The play opens in Angel Meadow on St Michael’s Flags in the 19th century, with Irishwoman Annie Donovan swearing to revenge death on the person who killed her pig – also called Annie. Played by Elaine Cassidy with bulldozer energy, Annie strides across filth-ridden Angel Meadow and its salubrious characters without so much as a look-back. Everyone in the city is caught up in the grimy swirl of the industrial revolution, none more so than the Irish immigrant population filling up Manchester’s underclass.
Mullarkey then swiftly transposes us to 1996 and a sweltering hot day in June. Market Street is awash with the usual baggage of shoppers and characters flit on and off the stage, some in less than a few seconds. Some roller skate, some push prams, some stroll uncertainly after one too many. But they all make up the fabric of this indomitable city.

We are given vignettes of city centre life on that fateful Saturday: a husband and wife shop for clothes; a young boy undergoes a viola exam at Chethams; people queue to make phone calls from a BT box (remember them?); bored teenagers hang around looking moody.
This tableau of life is narrated by Jenny (Katherine Pearce) as the mood suddenly turns darker: a police cordon is put in place, Corporation Street is inaccessible, no one knows what’s going on as the heat only intensifies. Until, that is, an earth-shattering boom rings out and clouds of dust rain down on everyone. In one unforgettable moment a pregnant woman is lifted 10 feet in the air after taking the full force of the bomb blast. It is a moment of shock and silence in the theatre.
The production is funny and fast-paced. A runner down the centre of the stage ingeniously allows for dining tables and cars to be propelled across it, and at one stage a woman traverses the stage in nothing more than a swimsuit. A huge community cast adds to the authenticity of the production.

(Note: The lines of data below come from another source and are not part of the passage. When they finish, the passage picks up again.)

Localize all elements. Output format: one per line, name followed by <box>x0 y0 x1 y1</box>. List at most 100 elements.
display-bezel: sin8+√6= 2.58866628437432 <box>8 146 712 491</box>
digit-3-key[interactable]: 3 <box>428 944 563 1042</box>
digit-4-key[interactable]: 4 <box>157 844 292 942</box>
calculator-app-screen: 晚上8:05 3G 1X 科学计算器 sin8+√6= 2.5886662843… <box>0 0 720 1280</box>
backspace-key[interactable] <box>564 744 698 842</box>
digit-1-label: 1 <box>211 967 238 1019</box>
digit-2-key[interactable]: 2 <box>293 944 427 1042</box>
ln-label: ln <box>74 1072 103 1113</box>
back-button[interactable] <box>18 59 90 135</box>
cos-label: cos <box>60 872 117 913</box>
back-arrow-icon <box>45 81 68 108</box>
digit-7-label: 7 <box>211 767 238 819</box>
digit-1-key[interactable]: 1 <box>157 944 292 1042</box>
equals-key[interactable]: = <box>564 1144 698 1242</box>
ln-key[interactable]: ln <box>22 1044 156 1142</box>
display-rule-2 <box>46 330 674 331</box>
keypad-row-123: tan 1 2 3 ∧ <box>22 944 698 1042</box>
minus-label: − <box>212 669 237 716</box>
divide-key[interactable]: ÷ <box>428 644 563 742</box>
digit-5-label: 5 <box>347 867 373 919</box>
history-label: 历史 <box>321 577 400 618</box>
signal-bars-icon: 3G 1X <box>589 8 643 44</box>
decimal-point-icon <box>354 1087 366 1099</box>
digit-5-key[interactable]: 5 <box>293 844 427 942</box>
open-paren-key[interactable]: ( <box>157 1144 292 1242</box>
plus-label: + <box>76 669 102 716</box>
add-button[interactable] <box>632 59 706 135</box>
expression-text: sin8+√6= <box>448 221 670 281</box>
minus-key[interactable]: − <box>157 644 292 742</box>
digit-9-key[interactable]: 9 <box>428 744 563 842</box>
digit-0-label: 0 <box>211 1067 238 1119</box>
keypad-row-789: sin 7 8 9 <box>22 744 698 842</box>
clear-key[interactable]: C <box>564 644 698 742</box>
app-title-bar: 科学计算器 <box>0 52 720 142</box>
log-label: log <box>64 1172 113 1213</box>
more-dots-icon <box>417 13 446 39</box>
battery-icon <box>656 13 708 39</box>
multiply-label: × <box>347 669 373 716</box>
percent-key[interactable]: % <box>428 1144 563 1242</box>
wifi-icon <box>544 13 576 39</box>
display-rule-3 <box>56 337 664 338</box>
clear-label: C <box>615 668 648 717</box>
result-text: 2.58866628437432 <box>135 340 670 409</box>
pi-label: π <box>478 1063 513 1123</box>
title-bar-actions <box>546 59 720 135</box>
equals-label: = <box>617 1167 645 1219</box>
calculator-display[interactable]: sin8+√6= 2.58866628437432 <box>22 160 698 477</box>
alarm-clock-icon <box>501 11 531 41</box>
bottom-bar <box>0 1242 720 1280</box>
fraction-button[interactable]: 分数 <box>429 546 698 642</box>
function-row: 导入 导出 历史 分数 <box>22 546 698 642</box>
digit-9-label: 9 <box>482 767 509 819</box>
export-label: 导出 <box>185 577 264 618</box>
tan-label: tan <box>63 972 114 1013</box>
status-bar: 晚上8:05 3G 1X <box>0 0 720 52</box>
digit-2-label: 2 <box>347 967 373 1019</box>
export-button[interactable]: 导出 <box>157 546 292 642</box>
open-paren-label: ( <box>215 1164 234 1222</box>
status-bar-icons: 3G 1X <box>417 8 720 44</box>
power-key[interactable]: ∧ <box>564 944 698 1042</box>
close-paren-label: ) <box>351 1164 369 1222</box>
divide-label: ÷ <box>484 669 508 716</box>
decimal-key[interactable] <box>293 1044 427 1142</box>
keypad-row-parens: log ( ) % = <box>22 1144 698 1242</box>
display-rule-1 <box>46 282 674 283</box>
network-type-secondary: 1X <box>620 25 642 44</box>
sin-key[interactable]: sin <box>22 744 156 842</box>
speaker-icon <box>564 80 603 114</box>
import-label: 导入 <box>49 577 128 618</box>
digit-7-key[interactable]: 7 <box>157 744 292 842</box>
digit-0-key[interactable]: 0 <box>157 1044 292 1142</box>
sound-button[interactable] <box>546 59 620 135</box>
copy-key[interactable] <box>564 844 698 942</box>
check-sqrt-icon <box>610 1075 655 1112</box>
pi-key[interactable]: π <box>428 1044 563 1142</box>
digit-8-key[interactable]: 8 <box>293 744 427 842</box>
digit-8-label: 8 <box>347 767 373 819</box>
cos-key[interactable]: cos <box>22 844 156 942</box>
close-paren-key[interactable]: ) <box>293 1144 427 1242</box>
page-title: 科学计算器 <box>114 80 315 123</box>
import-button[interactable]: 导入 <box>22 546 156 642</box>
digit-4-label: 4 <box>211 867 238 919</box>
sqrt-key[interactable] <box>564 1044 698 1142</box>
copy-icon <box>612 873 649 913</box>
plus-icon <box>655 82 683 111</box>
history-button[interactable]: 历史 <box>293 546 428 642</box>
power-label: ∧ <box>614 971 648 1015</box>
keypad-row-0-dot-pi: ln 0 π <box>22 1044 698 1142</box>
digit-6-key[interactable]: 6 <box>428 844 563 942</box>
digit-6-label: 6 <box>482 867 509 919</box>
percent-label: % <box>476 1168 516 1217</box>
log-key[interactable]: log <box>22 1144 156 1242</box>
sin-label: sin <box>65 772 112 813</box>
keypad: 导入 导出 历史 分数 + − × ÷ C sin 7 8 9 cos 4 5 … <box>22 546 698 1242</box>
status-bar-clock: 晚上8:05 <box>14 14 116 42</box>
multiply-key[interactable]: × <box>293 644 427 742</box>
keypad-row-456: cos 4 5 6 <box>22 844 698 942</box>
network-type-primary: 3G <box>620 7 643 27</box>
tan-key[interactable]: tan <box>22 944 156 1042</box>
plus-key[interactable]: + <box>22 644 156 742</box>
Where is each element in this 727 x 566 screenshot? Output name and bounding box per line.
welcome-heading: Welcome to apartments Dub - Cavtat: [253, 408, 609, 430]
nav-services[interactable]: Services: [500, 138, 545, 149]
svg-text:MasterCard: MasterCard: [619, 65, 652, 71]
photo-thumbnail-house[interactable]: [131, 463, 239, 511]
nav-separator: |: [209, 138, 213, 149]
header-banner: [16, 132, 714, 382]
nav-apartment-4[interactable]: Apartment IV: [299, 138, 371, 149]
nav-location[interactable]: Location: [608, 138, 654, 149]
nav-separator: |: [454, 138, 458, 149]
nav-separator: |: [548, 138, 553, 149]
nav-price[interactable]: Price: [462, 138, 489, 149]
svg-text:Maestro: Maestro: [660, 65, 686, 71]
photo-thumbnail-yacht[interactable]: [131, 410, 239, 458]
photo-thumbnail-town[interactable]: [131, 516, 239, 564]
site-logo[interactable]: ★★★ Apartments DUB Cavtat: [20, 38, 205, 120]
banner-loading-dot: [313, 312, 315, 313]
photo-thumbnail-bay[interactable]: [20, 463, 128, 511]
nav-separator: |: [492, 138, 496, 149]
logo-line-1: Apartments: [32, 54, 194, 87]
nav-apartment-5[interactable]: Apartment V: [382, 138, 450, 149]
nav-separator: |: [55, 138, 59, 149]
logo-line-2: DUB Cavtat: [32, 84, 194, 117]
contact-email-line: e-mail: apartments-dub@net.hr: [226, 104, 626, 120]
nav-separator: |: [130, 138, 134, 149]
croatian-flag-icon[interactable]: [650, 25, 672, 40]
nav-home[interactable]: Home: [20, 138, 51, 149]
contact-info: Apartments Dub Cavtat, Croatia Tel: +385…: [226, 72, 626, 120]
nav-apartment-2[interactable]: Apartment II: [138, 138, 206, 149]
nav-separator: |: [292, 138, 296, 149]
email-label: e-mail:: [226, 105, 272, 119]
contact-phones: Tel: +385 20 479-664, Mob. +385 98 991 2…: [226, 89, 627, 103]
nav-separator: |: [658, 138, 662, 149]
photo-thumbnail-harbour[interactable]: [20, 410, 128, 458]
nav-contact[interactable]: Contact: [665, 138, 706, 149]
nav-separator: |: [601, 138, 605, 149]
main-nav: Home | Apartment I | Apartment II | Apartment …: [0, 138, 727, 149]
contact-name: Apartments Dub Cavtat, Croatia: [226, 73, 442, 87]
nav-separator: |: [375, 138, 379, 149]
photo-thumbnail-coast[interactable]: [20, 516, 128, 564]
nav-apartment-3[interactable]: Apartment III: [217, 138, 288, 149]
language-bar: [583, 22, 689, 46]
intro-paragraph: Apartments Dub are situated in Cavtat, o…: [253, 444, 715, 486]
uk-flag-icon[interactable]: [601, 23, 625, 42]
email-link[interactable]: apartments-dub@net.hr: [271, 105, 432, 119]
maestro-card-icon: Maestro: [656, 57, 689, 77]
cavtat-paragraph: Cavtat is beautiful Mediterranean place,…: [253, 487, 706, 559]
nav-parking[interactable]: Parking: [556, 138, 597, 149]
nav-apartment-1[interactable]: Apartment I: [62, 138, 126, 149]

The play ends on a sombre note, with Cassidy and Pearce inhabiting two characters who chance upon in each other in Angel Meadow Park in the present day. Anti-Irish sentiment and the conversion of the city from the site of industrial warehouses to plush residential warehouse lettings gradually give way to a moving meditation on the tragedy of loss – and survival.
The production brilliantly captures the madcap spirit of Manchester and its refusal to kowtow to bombs, bigotry or bombast.